Alanya Eğitim ve Araştırma Hastanesi’nde sağlık çalışanlarının imkanlarının yetersiz olduğunu ve birçok haksızlığa maruz kaldıklarını ileri süren Ayata, “Birazda iş yerimizdeki soruşturmalardan bahsedelim. Neden üst makamlar korunarak soruşturmalar yürütülüyor. Bir soruşturmada ihaleye çıkanlar, muayene komisyonundakiler, kalite birimindekiler, altında imzası olan Müdür, Başhekim ceza almazken fatura dört hemşire, bir eczacı, bir doktora kesiliyor? Neden biz hakkımız olan soruşturma dosyalarına ek savunma hakkımızı kullanmak için üstelik dilekçe yazıp istememize rağmen ulaşamıyoruz? Adliye’de, İl Disiplin Kurulu’nda ulaştığımız dosyalara burada ulaşamamış olmamız kendini kanunlardan üstün görme anlayışının kurumdaki yansımasıdır. Aynı bakış açısı dilekçeler, tutanaklar içinde geçerli önce havale ettirmeliymişiz. Ülkede dilekçe havale ettirilen güzide kurumlardan hastanemiz. Sayın yöneticilere sormak istiyoruz. Bir yerlerde personel açığı olduğu zaman neden hep aynı birimler akla gelirde pandemi ve deprem süreci dahil bir kere bile ikinci bir yerde görevlendirilmeyenler gelmez. Neden sırasıyla herkes gitmez. Sağlık-Sen temsilcileri eski veya yeni temsilci fark etmez neden onlarda görevlendirilmez. Biz bazı çalışanların doğuştan sorumlu aslında torpilli olduklarını düşünüyoruz. Hastanemizde nöbetçi uzman yani nöbetçi başhekimin nöbet odası yok. Mahkûm Servisinin hemşire odası, deposu hatta bilgisayarı bile yok. Çocuk gelişimcinin çocuklarla ayrı görüşeceği oda düzenlenmemiş. Hastanemizin afiliye hastane olmasından oda yetmezken bazı şahıslara özel oda (makam) düzenlenmesini doğru bulmuyoruz. Torpil sadece çalışanlar arasında değil. Hastalar arasında. Torpilliyseniz hafif yüzünüz kızarsa bile ararsınız birilerini acil serviste size hemşire tahsis edilir. Süper vizör hemşirelere gizli anket yapılsa en çok neyden şikayetçisiniz diye acil servise gelen torpillilerin muayenesiyle ilgilenmekten diyeceklerdir. Diğer yerleri geçtik acil servisten bahsediyoruz” diyerek serzenişte bulundu.
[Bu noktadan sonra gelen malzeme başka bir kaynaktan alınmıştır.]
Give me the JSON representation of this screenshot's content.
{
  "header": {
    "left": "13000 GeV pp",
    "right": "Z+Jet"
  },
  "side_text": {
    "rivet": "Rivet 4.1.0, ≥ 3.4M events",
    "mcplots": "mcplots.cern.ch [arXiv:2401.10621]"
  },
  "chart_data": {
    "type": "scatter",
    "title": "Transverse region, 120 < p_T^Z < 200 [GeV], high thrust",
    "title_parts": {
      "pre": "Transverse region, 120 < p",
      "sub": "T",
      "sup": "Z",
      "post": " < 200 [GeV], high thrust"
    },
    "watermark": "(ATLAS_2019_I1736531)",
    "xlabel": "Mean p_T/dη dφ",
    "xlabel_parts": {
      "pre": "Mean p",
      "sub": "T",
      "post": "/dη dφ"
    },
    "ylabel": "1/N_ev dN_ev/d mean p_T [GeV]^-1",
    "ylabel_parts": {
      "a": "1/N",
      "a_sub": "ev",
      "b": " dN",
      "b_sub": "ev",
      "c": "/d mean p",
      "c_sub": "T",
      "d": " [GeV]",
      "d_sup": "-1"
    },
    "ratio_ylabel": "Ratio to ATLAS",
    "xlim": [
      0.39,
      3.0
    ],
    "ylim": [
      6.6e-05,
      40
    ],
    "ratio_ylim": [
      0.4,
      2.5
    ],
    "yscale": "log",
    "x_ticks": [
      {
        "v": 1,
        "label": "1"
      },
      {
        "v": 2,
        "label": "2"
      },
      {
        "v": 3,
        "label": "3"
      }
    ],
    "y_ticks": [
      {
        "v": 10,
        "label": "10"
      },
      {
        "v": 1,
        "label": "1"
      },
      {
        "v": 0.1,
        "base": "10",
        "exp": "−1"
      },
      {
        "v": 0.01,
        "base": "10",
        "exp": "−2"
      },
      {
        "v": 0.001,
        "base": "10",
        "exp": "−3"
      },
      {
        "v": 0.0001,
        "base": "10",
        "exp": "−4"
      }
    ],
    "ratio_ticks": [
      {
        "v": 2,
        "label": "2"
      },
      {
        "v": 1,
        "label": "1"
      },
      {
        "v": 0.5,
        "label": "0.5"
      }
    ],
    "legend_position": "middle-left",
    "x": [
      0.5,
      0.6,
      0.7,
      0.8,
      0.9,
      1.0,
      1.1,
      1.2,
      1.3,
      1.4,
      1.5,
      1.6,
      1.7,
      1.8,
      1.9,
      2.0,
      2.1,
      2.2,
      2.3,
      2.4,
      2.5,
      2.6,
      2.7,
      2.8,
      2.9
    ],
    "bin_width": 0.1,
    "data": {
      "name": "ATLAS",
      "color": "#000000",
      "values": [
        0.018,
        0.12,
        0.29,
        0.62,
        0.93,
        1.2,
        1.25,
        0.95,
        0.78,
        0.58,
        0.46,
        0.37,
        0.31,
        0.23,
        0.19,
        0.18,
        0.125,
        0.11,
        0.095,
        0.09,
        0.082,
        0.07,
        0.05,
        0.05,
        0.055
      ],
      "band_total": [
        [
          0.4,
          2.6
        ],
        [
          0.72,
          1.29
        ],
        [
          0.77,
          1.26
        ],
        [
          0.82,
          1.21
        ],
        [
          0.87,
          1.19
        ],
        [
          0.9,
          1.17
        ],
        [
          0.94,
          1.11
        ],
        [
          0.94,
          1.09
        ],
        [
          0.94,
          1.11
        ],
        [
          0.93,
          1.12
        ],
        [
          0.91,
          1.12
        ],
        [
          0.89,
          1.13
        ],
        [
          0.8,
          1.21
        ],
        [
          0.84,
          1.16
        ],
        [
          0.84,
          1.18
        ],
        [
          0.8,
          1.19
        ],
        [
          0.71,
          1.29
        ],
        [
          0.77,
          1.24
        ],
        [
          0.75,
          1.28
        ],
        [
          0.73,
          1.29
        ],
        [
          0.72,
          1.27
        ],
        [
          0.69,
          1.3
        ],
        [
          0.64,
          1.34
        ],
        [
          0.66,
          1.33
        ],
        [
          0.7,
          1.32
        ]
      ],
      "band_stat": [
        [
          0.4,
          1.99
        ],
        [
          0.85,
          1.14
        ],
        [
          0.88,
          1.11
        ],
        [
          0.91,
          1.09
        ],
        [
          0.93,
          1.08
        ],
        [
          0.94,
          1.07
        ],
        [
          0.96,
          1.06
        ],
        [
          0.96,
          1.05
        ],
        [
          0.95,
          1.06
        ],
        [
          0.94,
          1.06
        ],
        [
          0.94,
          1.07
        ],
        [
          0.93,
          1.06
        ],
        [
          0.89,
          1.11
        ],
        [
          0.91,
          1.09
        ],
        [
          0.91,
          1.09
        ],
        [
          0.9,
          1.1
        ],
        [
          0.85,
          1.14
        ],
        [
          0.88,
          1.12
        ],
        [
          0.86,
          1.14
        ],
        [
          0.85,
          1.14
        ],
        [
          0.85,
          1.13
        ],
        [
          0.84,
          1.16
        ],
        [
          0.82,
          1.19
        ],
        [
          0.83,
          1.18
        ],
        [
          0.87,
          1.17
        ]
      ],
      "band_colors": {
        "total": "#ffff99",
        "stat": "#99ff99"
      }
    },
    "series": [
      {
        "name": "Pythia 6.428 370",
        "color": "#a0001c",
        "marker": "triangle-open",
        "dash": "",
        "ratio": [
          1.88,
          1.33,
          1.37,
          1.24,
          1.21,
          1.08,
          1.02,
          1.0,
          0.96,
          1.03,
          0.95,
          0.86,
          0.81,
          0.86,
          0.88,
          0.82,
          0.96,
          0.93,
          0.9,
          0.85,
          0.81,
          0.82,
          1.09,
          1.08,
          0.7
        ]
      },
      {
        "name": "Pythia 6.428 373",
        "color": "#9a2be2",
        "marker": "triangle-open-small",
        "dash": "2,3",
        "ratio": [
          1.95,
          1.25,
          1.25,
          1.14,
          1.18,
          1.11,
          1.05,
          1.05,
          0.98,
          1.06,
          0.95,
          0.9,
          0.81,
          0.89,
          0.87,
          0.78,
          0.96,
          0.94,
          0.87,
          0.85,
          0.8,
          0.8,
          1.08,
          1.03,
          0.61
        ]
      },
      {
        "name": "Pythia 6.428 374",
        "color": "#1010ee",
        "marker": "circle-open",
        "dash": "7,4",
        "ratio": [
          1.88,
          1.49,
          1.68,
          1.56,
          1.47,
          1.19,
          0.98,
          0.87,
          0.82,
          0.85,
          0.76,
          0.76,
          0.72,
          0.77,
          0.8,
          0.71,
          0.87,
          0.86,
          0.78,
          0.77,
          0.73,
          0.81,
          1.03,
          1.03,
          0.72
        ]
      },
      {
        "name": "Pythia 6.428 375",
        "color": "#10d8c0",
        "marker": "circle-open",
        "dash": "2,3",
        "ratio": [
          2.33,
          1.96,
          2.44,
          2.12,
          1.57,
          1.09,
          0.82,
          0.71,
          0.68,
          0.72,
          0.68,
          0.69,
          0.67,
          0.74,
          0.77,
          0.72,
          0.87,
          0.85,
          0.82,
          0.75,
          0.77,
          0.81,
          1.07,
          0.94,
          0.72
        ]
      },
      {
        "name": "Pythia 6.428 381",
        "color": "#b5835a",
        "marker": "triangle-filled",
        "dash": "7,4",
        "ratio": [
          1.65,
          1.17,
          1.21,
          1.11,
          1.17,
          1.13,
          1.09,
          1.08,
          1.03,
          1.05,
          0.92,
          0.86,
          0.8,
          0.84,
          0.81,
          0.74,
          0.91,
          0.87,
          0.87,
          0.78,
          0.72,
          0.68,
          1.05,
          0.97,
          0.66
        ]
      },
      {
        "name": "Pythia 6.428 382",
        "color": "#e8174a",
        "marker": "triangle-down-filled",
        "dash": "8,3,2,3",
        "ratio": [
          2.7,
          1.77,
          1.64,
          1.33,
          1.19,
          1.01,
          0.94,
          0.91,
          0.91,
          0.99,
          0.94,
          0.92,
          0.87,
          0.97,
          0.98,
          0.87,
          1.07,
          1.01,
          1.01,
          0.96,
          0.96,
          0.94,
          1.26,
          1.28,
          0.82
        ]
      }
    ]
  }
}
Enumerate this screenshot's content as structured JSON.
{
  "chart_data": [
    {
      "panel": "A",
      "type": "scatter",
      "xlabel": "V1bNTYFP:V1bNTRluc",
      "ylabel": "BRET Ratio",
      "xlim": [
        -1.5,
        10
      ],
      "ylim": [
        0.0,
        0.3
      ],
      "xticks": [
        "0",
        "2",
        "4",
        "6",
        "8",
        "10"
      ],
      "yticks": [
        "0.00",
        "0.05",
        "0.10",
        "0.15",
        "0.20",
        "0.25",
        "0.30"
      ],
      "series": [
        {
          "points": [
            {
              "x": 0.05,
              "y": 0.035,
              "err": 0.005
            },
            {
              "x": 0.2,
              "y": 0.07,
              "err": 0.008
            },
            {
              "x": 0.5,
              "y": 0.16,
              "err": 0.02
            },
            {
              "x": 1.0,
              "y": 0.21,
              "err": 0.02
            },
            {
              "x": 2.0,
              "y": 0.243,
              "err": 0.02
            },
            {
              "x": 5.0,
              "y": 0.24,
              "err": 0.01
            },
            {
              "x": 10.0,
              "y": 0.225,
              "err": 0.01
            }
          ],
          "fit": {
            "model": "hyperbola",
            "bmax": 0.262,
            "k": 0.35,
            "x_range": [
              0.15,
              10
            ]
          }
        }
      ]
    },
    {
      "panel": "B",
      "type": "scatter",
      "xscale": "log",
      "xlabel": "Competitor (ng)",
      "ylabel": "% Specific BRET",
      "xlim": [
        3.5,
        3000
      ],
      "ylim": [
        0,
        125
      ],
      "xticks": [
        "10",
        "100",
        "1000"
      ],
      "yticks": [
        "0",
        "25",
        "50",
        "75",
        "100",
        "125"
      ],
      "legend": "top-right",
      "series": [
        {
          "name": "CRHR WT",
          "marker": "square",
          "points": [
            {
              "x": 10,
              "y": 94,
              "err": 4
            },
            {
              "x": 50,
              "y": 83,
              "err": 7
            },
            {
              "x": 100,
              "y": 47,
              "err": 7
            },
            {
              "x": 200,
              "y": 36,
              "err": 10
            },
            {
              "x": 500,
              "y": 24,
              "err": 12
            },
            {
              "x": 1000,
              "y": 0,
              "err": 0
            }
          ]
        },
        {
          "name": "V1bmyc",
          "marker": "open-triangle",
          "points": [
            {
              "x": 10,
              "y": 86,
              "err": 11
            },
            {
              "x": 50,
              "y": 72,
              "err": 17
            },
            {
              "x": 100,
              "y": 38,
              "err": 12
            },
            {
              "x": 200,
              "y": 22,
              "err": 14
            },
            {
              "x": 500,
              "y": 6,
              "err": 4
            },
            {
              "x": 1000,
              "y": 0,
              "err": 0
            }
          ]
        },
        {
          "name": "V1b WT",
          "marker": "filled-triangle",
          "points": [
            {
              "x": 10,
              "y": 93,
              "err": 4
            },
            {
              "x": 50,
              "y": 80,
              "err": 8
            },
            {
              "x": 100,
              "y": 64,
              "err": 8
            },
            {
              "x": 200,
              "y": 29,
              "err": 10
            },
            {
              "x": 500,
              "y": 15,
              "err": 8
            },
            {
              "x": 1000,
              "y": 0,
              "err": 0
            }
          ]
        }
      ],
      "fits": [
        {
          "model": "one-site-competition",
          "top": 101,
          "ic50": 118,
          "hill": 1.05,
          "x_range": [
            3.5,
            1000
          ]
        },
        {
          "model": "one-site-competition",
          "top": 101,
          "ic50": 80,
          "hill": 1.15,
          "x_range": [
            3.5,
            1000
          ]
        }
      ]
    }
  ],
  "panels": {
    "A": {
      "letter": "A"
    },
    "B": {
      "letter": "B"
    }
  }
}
TALEPLER BİR BİR SIRALANDI
Yeni atanacak başhekimin anketle veyahut sağlık çalışanının görüşlerinin baz alınmasıyla seçilmesi gerektiğini vurgulayan Ayata, sağlık çalışanlarının diğer taleplerini de şu şekilde sıraladı, “Mevzuatta olmayan sorumluluklar icat ederek kişiler kayrılmasın. Herkes kadro unvanına uygun şekilde çalıştırılsın. Her kademedeki yöneticiler çalışanlar tarafından seçilmelidir. İş yerinde cinsiyet ayrımcılığına son verilmelidir. Görevlendirmeler eşit adil bir şekilde yapılmalıdır. Şiddet eğilimi olan yöneticiler hiçbir şekilde görev yapmamalıdır. Kaynaklar kamu yararı ve hizmet kalitesi gözetilerek kullanılmalıdır. Sendikal ayrımcılığa, baskılara son verilmelidir. Soruşturmalar adil hukuka uygun yapılmalıdır. Görev tanımında olmayan işler çalışanlara angarya olarak yaptırılmamalıdır. İş yerimizde 6331 Sayılı İş Güvenliği Kanunu ve Sağlık Bakanlığı yönetmeliklerine uygun olacak şekilde birimler düzenlenmeli, çalışan sağlığına önem verilmelidir. Alınan kararlarda çalışanlar ve sendika temsilcilerinin görüşü alınmalıdır. Bugüne kadar her sorunun takipçisi olduk. Bundan sonra da takipçisi olacağız” diyerek açıklamasını sonlandırdı.